Department of Pediatrics, College of Medicine, Taipei Medical University, Taipei 110301, Taiwan.
Children (Basel). 2024 Dec 18;11(12):1534. doi: 10.3390/children11121534.
Polycythemia is a rare condition that can be either primary or secondary. We report a case of an adolescent with progressive hydronephrosis-induced polycythemia and low erythropoietin levels, along with a thorough literature review.
A 17-year-old girl with epilepsy had progressively elevated hemoglobin levels and low erythropoietin levels. Initial investigations, including genetic surveys and bone marrow studies, showed no evidence of polycythemia vera or myeloproliferative disorders. Further imaging studies revealed severe hydronephrosis on the left side caused by ureteropelvic junction stenosis. Following nephroureterectomy, her hemoglobin levels gradually returned to normal.
This case highlights the potential association between hydronephrosis and polycythemia, even with low erythropoietin levels. Renal abnormalities should be considered in the differential diagnosis of pediatric patients with polycythemia, even in the absence of elevation of erythropoietin. Further research is needed to clarify this association and its pathophysiology.
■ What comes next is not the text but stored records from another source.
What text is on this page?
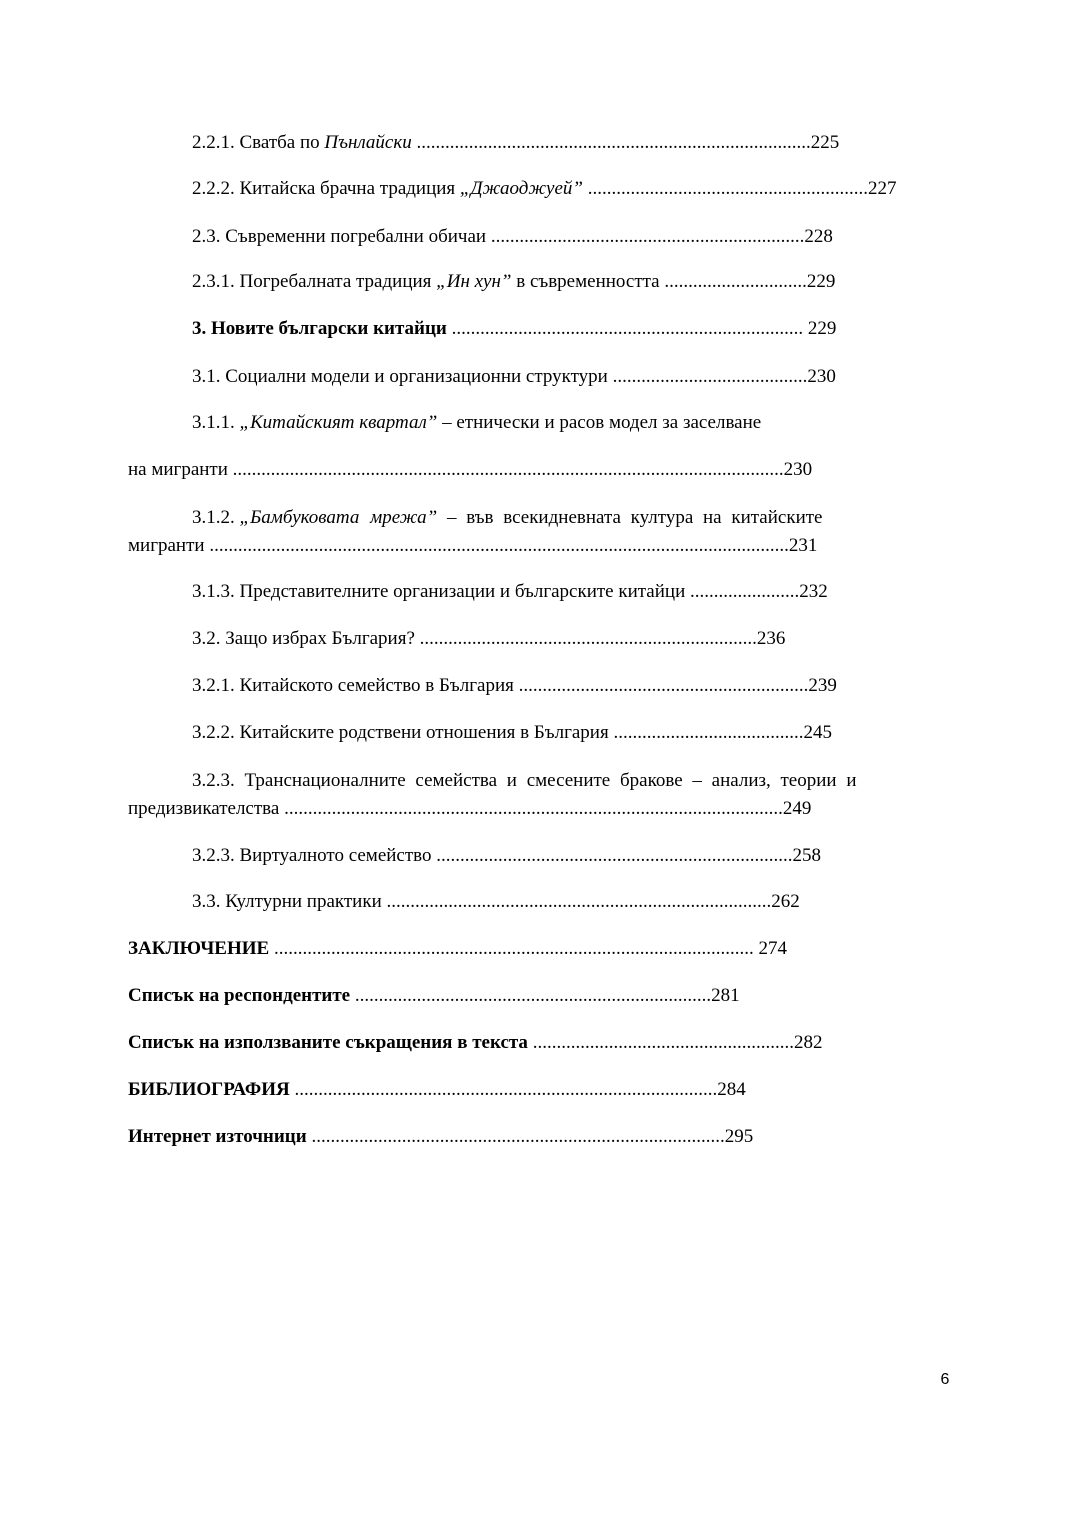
2.2.1. Сватба по Пънлайски ...................................................................................225
2.2.2. Китайска брачна традиция „Джаоджуей” ...........................................................227
2.3. Съвременни погребални обичаи ..................................................................228
2.3.1. Погребалната традиция „Ин хун” в съвременността ..............................229
3. Новите български китайци .......................................................................... 229
3.1. Социални модели и организационни структури .........................................230
3.1.1. „Китайският квартал” – етнически и расов модел за заселване
на мигранти ....................................................................................................................230
3.1.2. „Бамбуковата мрежа” – във всекидневната култура на китайските
мигранти ..........................................................................................................................231
3.1.3. Представителните организации и българските китайци .......................232
3.2. Защо избрах България? .......................................................................236
3.2.1. Китайското семейство в България .............................................................239
3.2.2. Китайските родствени отношения в България ........................................245
3.2.3. Транснационалните семейства и смесените бракове – анализ, теории и
предизвикателства .........................................................................................................249
3.2.3. Виртуалното семейство ...........................................................................258
3.3. Културни практики .................................................................................262
ЗАКЛЮЧЕНИЕ ..................................................................................................... 274
Списък на респондентите ...........................................................................281
Списък на използваните съкращения в текста .......................................................282
БИБЛИОГРАФИЯ .........................................................................................284
Интернет източници .......................................................................................295
6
红细胞增多症是一种罕见病症,可分为原发性或继发性。我们报告一例青少年患者,其因进行性肾积水导致红细胞增多症且促红细胞生成素水平较低,并对相关文献进行全面综述。
一名患有癫痫的17岁女孩,血红蛋白水平逐渐升高,促红细胞生成素水平较低。包括基因检测和骨髓检查在内的初步检查未发现真性红细胞增多症或骨髓增殖性疾病的证据。进一步的影像学检查显示左侧因输尿管肾盂连接处狭窄导致严重肾积水。肾输尿管切除术后,她的血红蛋白水平逐渐恢复正常。
该病例突出了肾积水与红细胞增多症之间的潜在关联,即使促红细胞生成素水平较低。在对患有红细胞增多症的儿科患者进行鉴别诊断时,即使促红细胞生成素未升高,也应考虑肾脏异常情况。需要进一步研究以阐明这种关联及其病理生理学。